Rimane invece molto bassa la quota di studenti che dal Centro-Nord si
sposta al Sud per studiare: nel 2001 sono stati soltanto 779.
"Nel Mezzogiorno il mercato del lavoro è opaco, molto più di quanto lo
sia a livello nazionale - nota Margherita Scarlato, docente di
Economia dello sviluppo all'Università di Roma Tre - l'accesso non
meritocratico al lavoro è più forte. E non è solo un problema di
stagnazione economica. Laddove è carente la qualità dell'istruzione
scolastica infatti è molto più determinante il ruolo della famiglia.

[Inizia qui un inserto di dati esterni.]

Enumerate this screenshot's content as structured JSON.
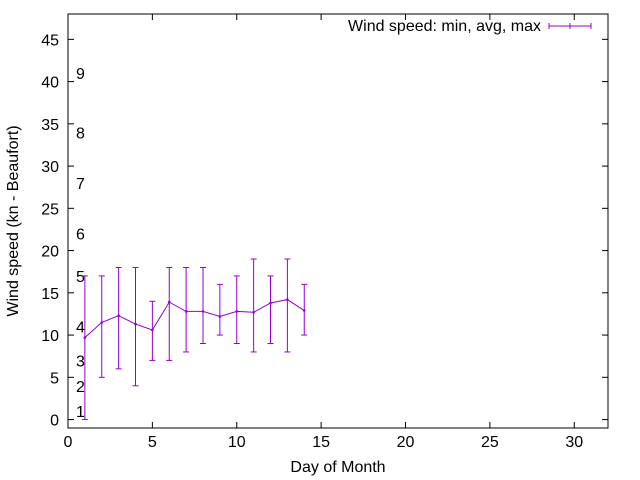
{
  "chart_data": {
    "type": "line",
    "title": "",
    "xlabel": "Day of Month",
    "ylabel": "Wind speed (kn - Beaufort)",
    "xlim": [
      0,
      32
    ],
    "ylim": [
      -1,
      48
    ],
    "xticks": [
      0,
      5,
      10,
      15,
      20,
      25,
      30
    ],
    "yticks": [
      0,
      5,
      10,
      15,
      20,
      25,
      30,
      35,
      40,
      45
    ],
    "grid": false,
    "legend_position": "top-right",
    "series": [
      {
        "name": "Wind speed: min, avg, max",
        "color": "#9400d3",
        "x": [
          1,
          2,
          3,
          4,
          5,
          6,
          7,
          8,
          9,
          10,
          11,
          12,
          13,
          14
        ],
        "avg": [
          9.7,
          11.5,
          12.3,
          11.3,
          10.6,
          13.9,
          12.8,
          12.8,
          12.2,
          12.8,
          12.7,
          13.8,
          14.2,
          12.9
        ],
        "min": [
          0,
          5,
          6,
          4,
          7,
          7,
          8,
          9,
          10,
          9,
          8,
          9,
          8,
          10
        ],
        "max": [
          17,
          17,
          18,
          18,
          14,
          18,
          18,
          18,
          16,
          17,
          19,
          17,
          19,
          16
        ]
      }
    ],
    "beaufort_labels": [
      {
        "text": "1",
        "y": 1
      },
      {
        "text": "2",
        "y": 4
      },
      {
        "text": "3",
        "y": 7
      },
      {
        "text": "4",
        "y": 11
      },
      {
        "text": "5",
        "y": 17
      },
      {
        "text": "6",
        "y": 22
      },
      {
        "text": "7",
        "y": 28
      },
      {
        "text": "8",
        "y": 34
      },
      {
        "text": "9",
        "y": 41
      }
    ]
  }
}
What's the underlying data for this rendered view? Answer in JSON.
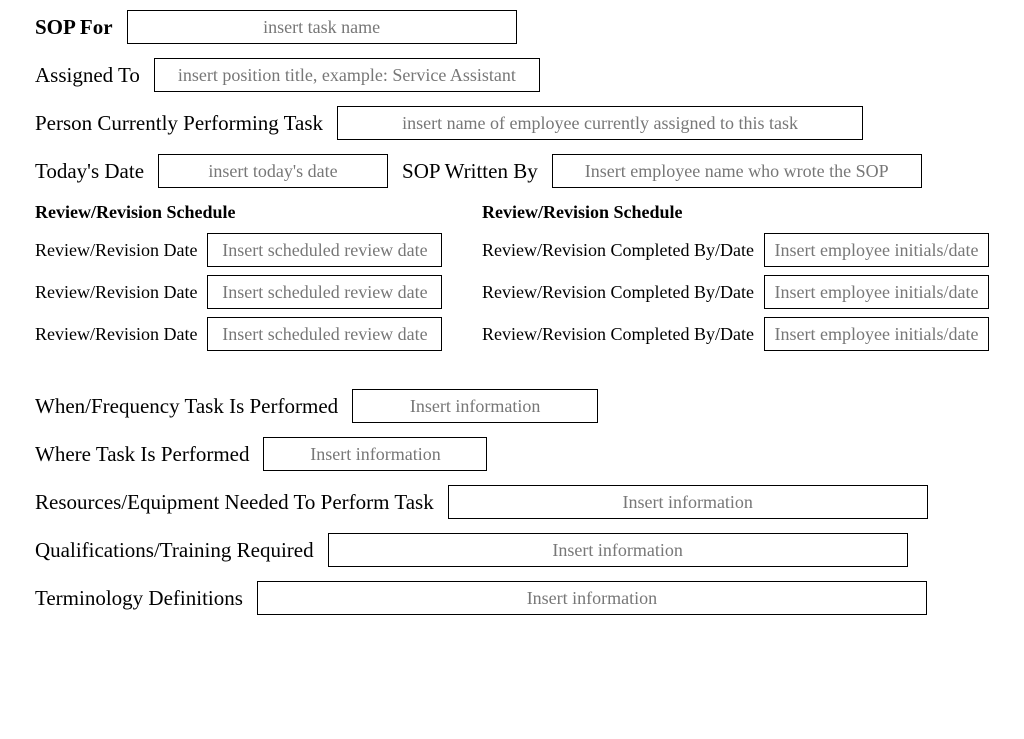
{
  "header": {
    "sop_for_label": "SOP For",
    "sop_for_placeholder": "insert task name",
    "assigned_to_label": "Assigned To",
    "assigned_to_placeholder": "insert position title, example: Service Assistant",
    "person_label": "Person Currently Performing Task",
    "person_placeholder": "insert name of employee currently assigned to this task",
    "today_label": "Today's Date",
    "today_placeholder": "insert today's date",
    "written_by_label": "SOP Written By",
    "written_by_placeholder": "Insert employee name who wrote the SOP"
  },
  "schedule": {
    "left_header": "Review/Revision Schedule",
    "right_header": "Review/Revision Schedule",
    "left_row_label": "Review/Revision Date",
    "left_placeholder": "Insert scheduled review date",
    "right_row_label": "Review/Revision Completed By/Date",
    "right_placeholder": "Insert employee initials/date"
  },
  "details": {
    "frequency_label": "When/Frequency Task Is Performed",
    "where_label": "Where Task Is Performed",
    "resources_label": "Resources/Equipment Needed To Perform Task",
    "qualifications_label": "Qualifications/Training Required",
    "terminology_label": "Terminology Definitions",
    "info_placeholder": "Insert information"
  }
}
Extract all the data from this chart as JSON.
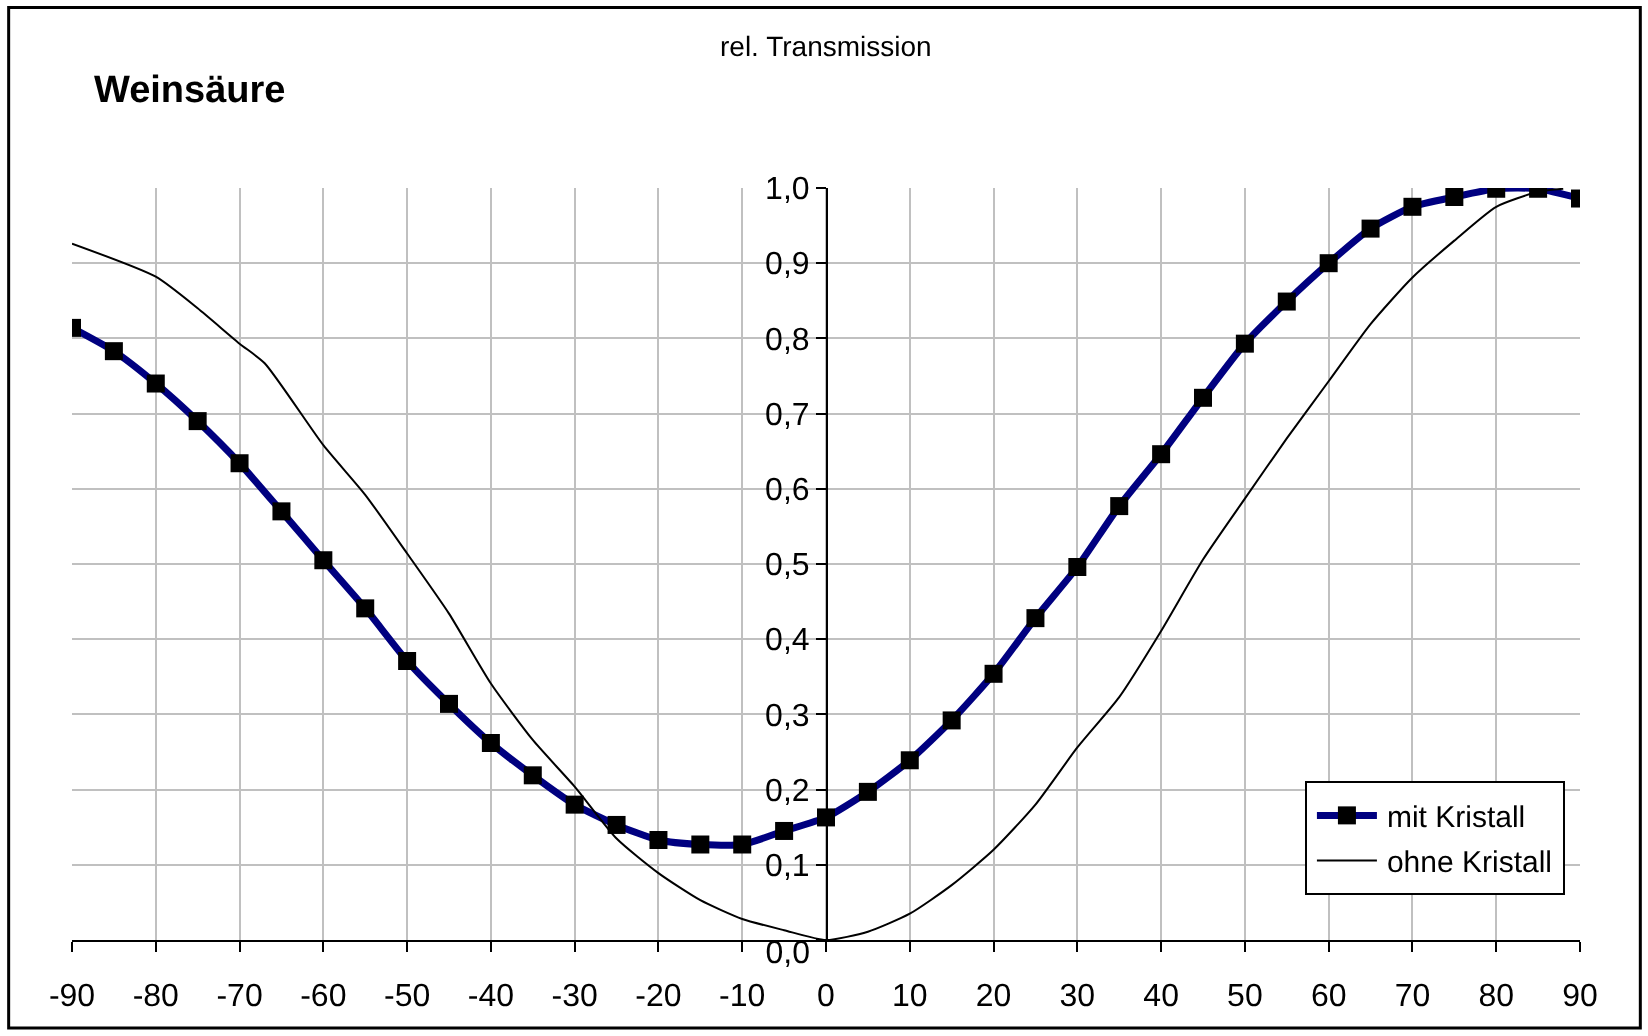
{
  "chart_data": {
    "type": "line",
    "title": "Weinsäure",
    "ylabel": "rel. Transmission",
    "xlim": [
      -90,
      90
    ],
    "xticks": [
      -90,
      -80,
      -70,
      -60,
      -50,
      -40,
      -30,
      -20,
      -10,
      0,
      10,
      20,
      30,
      40,
      50,
      60,
      70,
      80,
      90
    ],
    "ylim": [
      0,
      1
    ],
    "yticks": [
      {
        "value": 0,
        "label": "0,0"
      },
      {
        "value": 0.1,
        "label": "0,1"
      },
      {
        "value": 0.2,
        "label": "0,2"
      },
      {
        "value": 0.3,
        "label": "0,3"
      },
      {
        "value": 0.4,
        "label": "0,4"
      },
      {
        "value": 0.5,
        "label": "0,5"
      },
      {
        "value": 0.6,
        "label": "0,6"
      },
      {
        "value": 0.7,
        "label": "0,7"
      },
      {
        "value": 0.8,
        "label": "0,8"
      },
      {
        "value": 0.9,
        "label": "0,9"
      },
      {
        "value": 1,
        "label": "1,0"
      }
    ],
    "grid": true,
    "legend": "bottom right",
    "series": [
      {
        "name": "mit Kristall",
        "color": "#000080",
        "marker": "square",
        "x": [
          -90,
          -85,
          -80,
          -75,
          -70,
          -65,
          -60,
          -55,
          -50,
          -45,
          -40,
          -35,
          -30,
          -25,
          -20,
          -15,
          -10,
          -5,
          0,
          5,
          10,
          15,
          20,
          25,
          30,
          35,
          40,
          45,
          50,
          55,
          60,
          65,
          70,
          75,
          80,
          85,
          90
        ],
        "values": [
          0.814,
          0.783,
          0.74,
          0.69,
          0.634,
          0.57,
          0.505,
          0.441,
          0.371,
          0.314,
          0.262,
          0.219,
          0.18,
          0.153,
          0.133,
          0.127,
          0.127,
          0.145,
          0.163,
          0.197,
          0.239,
          0.292,
          0.354,
          0.428,
          0.496,
          0.577,
          0.646,
          0.721,
          0.793,
          0.849,
          0.9,
          0.946,
          0.975,
          0.988,
          0.999,
          0.999,
          0.986
        ]
      },
      {
        "name": "ohne Kristall",
        "color": "#000000",
        "marker": "none",
        "x": [
          -90,
          -80,
          -75,
          -70,
          -67,
          -60,
          -55,
          -50,
          -45,
          -40,
          -35,
          -30,
          -25,
          -20,
          -15,
          -10,
          -5,
          0,
          5,
          10,
          15,
          20,
          25,
          30,
          35,
          40,
          45,
          50,
          55,
          60,
          65,
          70,
          75,
          80,
          85,
          88
        ],
        "values": [
          0.926,
          0.882,
          0.84,
          0.793,
          0.767,
          0.658,
          0.592,
          0.514,
          0.434,
          0.341,
          0.266,
          0.204,
          0.135,
          0.089,
          0.053,
          0.028,
          0.013,
          0.0,
          0.011,
          0.035,
          0.073,
          0.12,
          0.18,
          0.256,
          0.323,
          0.411,
          0.506,
          0.587,
          0.667,
          0.743,
          0.819,
          0.881,
          0.93,
          0.975,
          0.995,
          0.999
        ]
      }
    ]
  }
}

Perciò l'origine sociale e territoriale continua a determinare
fortemente l'accesso all'istruzione, il rendimento, e la collocazione
nel mondo del lavoro".
La forbice sociale.
I dati analizzati mostrano la differenza delle opportunità: fra i
laureati meridionali sono soprattutto i figli di dirigenti (22,7 per
cento) e di liberi professionisti (23,6 per cento) a laurearsi in
corso. Inoltre sono soprattutto i 'figli dì a laurearsi nel
Centro-Nord (20,9 per cento) o a trasferirsi dopo aver studiato al Sud
(24,2 per cento), favorendo così le migliori possibilità di crescita
professionale. "Servono interventi rigorosi di inclusione sociale per
evitare che i giovani restino ai margini - ribadisce la professoressa
- altrimenti non ci saranno davvero limiti alle emigrazioni. Chi
emigra lo fa per necessità, per avere una possibilità di crescita e di
lavoro, e nella maggior parte dei casi non è una scelta privata".
Il discorso vale per la Campania, regione con la più forte migrazione
di neolaureati: un valore nel 2001 pari al 21,3 per cento del totale
dei laureati (erano il 15,2 nel 1998); vale per la Calabria (18,3) e
per Puglia e Sicilia (pari entrambe a 17,4 per cento). Minore invece
la propensione al trasferimento per i molisani (12,9) e gli abruzzesi
(13,2).
E per chi sceglie di restare? Lavoro atipico, spesso frutto della rete
di conoscenze. Secondo l'indagine, se si è figli di dirigenti e
imprenditori ci si affida ad amici, conoscenti e parenti per la
ricerca dell'impiego (tra il 37 e il 41 per cento dei casi), più di
quanto facciano altri lavoratori autonomi (22-25 per cento). Ma in
questi casi la distanza tra Nord e Sud si accorcia: anche al Nord i
figli di dirigenti e imprenditori si rivolgono a canali informali. E
anche là i contratti li fanno a progetto.